Limits on a CP-violating scalar axion-nucleon interaction

TL;DR

This paper reviews experimental constraints on CP-violating axion-nucleon interactions, highlighting that laboratory limits currently provide the most restrictive bounds on these hypothetical forces.

Contribution

It synthesizes existing experimental and astrophysical constraints to establish the most stringent limits on CP-violating axion-nucleon couplings.

Findings

Laboratory limits on g_s(N) are the most restrictive.

Stellar energy-loss arguments strongly constrain g_p(e) and g_p(N).
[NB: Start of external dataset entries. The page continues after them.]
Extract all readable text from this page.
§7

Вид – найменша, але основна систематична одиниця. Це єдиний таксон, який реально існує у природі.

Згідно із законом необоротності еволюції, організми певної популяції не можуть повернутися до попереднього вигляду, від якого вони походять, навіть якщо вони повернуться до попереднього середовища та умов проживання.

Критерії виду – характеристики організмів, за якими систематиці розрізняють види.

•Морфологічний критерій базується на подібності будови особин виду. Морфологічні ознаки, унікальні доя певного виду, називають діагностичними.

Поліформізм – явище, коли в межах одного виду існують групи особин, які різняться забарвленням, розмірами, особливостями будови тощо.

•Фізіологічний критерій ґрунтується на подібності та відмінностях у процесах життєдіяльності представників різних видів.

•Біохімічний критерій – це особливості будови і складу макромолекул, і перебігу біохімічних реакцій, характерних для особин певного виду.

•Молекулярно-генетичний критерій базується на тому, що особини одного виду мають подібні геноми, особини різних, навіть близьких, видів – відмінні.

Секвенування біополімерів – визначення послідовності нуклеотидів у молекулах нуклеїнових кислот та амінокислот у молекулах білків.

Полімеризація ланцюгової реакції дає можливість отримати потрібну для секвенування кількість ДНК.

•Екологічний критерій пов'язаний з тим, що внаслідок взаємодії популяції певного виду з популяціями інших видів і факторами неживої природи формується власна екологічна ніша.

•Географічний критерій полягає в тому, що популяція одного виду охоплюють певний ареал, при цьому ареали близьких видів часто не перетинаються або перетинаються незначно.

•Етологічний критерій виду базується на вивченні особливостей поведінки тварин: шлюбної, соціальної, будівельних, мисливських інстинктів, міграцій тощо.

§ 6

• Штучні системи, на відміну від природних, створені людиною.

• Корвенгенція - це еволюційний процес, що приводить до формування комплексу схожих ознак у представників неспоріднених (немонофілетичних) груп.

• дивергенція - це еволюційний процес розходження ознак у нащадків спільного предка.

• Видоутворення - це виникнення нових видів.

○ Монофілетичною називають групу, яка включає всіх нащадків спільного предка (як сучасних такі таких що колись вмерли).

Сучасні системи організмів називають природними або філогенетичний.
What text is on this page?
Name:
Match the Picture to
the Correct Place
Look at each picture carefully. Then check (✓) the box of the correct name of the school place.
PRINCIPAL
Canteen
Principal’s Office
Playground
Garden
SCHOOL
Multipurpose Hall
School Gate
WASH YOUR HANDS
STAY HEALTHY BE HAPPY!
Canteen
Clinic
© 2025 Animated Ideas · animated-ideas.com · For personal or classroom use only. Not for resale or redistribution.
Torsion-balance experiments limit g_p(e) g_s(N).

Abstract

Axions or similar hypothetical pseudoscalar bosons may have a small CP-violating scalar Yukawa interaction g_s(N) with nucleons, causing macroscopic monopole-dipole forces. Torsion-balance experiments constrain g_p(e) g_s(N), whereas g_p(N) g_s(N) is constrained by the depolarization rate of ultra-cold neutrons or spin-polarized nuclei. However, the pseudoscalar couplings g_p(e) and g_p(N) are strongly constrained by stellar energy-loss arguments and g_s(N) by searches for anomalous monopole-monopole forces, together providing the most restrictive limits on g_p(e) g_s(N) and g_p(N) g_s(N). The laboratory limits on g_s(N) are currently the most restrictive constraints on CP-violating axion interactions.